Authentication
Every request to the Integration API must include an API key. This page explains the authentication model, how to manage keys, and common error patterns.
Overview
The Integration API uses API keys for authentication. Each key is scoped to a single tenant and evaluated per-request against that tenant's active entitlements. API keys are managed through the Ananke Labs Console.
There is currently one authentication method: the x-api-key header. Future versions may add OAuth 2.0 client credentials for machine-to-machine flows.
API keys
API keys are created in the Console under Settings → API Keys. When you create a key, the raw secret is displayed once. Ananke Labs stores only a hash of the key — the original value cannot be retrieved later.
Each key has:
- Prefix — a visible identifier (e.g.,
ak_live_) for log correlation - Secret — the full key value, shown only at creation time
- Tenant scope — the key can only access resources belonging to its tenant
- Entitlement checks — each request is validated against the tenant's active plan and quotas
Request headers
Include the API key in the x-api-key header on every request:
curl -X GET https://api.anankelabs.net/v1/trust/templates \
-H "x-api-key: ak_live_your_key_here" \
-H "Content-Type: application/json"The Content-Type: application/json header is required for POST/PUT requests with a JSON body. GET requests do not need it.
SDK authentication
The TypeScript SDK handles the header automatically.

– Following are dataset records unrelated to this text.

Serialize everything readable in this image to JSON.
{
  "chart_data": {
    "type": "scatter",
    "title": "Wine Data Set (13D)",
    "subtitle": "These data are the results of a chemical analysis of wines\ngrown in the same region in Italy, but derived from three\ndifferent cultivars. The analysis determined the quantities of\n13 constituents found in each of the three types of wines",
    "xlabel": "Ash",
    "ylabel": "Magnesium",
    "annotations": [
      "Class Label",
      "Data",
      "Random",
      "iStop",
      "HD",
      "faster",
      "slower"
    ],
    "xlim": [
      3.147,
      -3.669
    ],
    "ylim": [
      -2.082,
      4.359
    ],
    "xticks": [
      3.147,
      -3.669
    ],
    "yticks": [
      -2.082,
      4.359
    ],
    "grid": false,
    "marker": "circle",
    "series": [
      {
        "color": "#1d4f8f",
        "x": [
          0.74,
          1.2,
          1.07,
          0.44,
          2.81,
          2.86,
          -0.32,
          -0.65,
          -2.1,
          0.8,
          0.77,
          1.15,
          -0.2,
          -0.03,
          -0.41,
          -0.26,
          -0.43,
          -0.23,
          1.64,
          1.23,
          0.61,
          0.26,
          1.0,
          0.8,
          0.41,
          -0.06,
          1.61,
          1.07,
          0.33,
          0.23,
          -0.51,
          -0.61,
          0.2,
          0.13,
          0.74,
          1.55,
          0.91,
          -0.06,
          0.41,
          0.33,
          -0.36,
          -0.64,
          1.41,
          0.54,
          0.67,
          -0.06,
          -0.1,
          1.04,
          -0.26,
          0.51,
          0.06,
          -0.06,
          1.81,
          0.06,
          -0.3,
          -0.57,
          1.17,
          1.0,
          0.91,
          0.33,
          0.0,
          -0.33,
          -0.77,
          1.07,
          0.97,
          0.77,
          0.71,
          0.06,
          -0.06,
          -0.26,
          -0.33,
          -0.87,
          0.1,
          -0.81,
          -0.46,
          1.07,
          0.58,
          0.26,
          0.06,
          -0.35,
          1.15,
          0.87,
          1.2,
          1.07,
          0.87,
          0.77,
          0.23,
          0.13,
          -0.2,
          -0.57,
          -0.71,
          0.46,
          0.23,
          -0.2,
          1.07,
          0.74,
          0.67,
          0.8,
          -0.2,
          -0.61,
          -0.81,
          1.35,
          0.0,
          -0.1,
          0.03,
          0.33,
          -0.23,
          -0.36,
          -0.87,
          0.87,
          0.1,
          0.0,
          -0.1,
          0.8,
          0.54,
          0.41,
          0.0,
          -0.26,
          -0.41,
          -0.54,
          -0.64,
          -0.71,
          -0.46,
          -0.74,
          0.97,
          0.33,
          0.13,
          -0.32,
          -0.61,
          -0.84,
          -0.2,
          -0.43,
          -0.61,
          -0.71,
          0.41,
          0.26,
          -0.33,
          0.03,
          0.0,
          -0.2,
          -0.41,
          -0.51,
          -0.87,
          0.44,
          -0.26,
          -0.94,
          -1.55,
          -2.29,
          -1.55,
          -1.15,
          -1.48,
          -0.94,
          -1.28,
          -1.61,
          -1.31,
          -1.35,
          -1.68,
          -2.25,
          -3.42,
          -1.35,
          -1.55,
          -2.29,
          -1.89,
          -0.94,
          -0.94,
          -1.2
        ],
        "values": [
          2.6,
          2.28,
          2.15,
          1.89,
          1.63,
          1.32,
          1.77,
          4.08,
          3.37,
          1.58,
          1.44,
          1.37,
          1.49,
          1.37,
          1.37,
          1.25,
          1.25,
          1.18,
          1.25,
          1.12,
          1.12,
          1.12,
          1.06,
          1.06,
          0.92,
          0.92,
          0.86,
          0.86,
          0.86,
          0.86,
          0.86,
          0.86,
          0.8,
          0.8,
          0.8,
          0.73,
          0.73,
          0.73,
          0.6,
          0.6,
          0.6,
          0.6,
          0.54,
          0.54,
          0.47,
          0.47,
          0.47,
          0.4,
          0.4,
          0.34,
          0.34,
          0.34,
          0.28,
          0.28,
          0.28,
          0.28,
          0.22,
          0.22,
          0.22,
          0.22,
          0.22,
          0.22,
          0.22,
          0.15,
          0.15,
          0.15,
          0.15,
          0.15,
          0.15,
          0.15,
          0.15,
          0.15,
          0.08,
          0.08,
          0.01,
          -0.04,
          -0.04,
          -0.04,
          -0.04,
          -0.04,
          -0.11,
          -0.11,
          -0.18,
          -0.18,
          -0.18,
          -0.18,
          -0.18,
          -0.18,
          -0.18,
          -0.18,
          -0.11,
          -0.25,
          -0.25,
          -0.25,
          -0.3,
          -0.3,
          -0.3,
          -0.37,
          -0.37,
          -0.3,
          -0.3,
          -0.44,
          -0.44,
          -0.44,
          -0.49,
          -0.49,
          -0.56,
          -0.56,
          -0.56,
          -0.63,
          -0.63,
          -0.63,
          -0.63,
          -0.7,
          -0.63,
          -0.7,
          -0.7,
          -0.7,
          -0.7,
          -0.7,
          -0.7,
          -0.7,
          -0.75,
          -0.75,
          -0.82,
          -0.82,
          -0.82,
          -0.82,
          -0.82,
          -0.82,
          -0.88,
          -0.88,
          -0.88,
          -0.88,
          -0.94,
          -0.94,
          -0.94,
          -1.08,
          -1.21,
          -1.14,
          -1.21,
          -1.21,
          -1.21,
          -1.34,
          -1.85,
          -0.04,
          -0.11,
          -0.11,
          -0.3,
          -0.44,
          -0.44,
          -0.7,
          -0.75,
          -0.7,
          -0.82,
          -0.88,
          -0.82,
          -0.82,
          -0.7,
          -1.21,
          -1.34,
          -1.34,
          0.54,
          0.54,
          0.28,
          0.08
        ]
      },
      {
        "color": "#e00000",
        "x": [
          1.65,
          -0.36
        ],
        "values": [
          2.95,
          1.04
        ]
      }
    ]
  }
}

Pass the key at client instantiation:
import { AnankeClient } from "@ananke/sdk";
const client = new AnankeClient({
apiKey: process.env.ANANKE_API_KEY!,
});
// All requests include x-api-key automatically
const templates = await client.trust.templates.list();Common errors
| Status | Code | Meaning |
|---|---|---|
| 401 | UNAUTHORIZED | Missing, malformed, or invalid API key |
| 403 | FORBIDDEN | Key is valid but the tenant's quota is exhausted or the tenant is suspended |
Security notes
- Never log or commit your API key. Load it from environment variables or a secret manager.
- Rotate keys regularly. You can have multiple active keys per tenant to enable zero-downtime rotation.
- Do not expose keys in client-side code. API keys are server-side credentials. For browser-based verification, use the public verification endpoints which do not require authentication.